Non, ce n’est pas une chimère

La phrase qui tue toute discussion sur les problèmes psychologiques est bien connue : « Tout ça c’est dans ta tête ! » Eh bien là, c’est physique. C’est complètement physique. C’est objectif, objectivable, factuel, mesurable, quantifiable, et tous les mots modernes qu’on voudra.

La dépression saisonnière, à l’arrivée de l’automne dans les pays tempérés de l’hémisphère Nord, c’est réel. C’est le froid. Les horizons qui se rétrécissent. Le manque de lumière. L’humidité qui s’accumule. L’air confiné. Le repli à l’intérieur des logements. Les maladies qui reviennent. Le ralentissement. La tristesse. Certaines peurs.

Est-ce que ça sera pire cette année, avec toutes les variantes de « reconfinements » et tous les carnages économiques, sociaux et environnementaux auxquels l’incurie des connards qui nous gouvernent nous condamne ? Probablement, mais ça dépend des situations. Je ne sais pas comment évaluer la mienne (télétravail à perpétuité jusqu’à la charrette, les dents mordent, la cage est dorée, etc). Je ne sais pas. Pour le moment ça tient. J’ai connu des automnes infiniment pires, ce blog peut en témoigner. Mais c’est pas le sujet, en fait.
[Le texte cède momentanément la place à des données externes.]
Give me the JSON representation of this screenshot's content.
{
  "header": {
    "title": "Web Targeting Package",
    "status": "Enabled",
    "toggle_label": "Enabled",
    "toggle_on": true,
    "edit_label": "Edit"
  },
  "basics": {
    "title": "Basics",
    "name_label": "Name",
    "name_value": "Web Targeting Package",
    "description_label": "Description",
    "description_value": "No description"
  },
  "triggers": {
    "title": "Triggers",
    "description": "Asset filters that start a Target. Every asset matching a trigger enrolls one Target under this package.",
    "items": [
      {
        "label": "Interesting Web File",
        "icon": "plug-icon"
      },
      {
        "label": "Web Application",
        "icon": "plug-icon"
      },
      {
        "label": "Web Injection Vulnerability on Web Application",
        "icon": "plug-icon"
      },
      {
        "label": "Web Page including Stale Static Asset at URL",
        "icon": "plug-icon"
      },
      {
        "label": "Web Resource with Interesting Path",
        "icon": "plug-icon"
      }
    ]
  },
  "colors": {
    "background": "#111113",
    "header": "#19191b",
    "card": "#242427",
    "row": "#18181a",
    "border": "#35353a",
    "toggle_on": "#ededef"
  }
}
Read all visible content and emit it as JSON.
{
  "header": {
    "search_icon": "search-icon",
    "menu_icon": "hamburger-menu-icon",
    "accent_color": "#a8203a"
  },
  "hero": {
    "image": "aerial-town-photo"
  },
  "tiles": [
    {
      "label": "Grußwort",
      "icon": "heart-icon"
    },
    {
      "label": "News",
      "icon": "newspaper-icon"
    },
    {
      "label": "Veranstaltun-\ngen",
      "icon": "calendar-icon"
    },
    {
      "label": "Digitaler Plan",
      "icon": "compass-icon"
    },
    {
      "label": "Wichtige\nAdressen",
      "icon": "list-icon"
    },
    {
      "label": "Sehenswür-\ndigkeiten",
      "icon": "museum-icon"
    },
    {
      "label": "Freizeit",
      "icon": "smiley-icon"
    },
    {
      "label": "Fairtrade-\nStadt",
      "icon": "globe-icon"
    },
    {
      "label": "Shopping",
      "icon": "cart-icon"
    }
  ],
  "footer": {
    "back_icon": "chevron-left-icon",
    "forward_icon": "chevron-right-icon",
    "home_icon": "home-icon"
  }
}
La saison moche arrive, et la dépression saisonnière arrive. D’une manière ou d’une autre, on va les sentir passer. On les sent déjà. Il ne sera à rien de le nier.

Nous sommes pas des machines avec juste quelques interfaces en entrée, facilement contrôlables, réglables ou débrayables. Nous sommes pas des spectres dématérialisés. Nous sommes matériels et spirituels. Nous sommes immergés dans une atmosphère et une infosphère. Nous ne savons pas ignorer tout ce que nos sens ressentent. Nous ne savons conscientiser et conceptualiser qu’une fraction de ce que nous vivons. Nous sommes des êtres vivants fragiles et sensibles. Nous devons en tenir compte. Nous devons nous considérer comme tels.

 

2.

Oui, c’est une agression.

Non, ce n’est pas un caprice.

Je le dis d’autant plus aisément que je considère depuis toujours septembre et octobre comme les mois les plus beaux de l’année. Je peux être intarissable sur les couleurs de l’automne, sur les arbres, sur la lumière particulière de certains matins d’octobre, ou sur le délice des frissons d’octobre.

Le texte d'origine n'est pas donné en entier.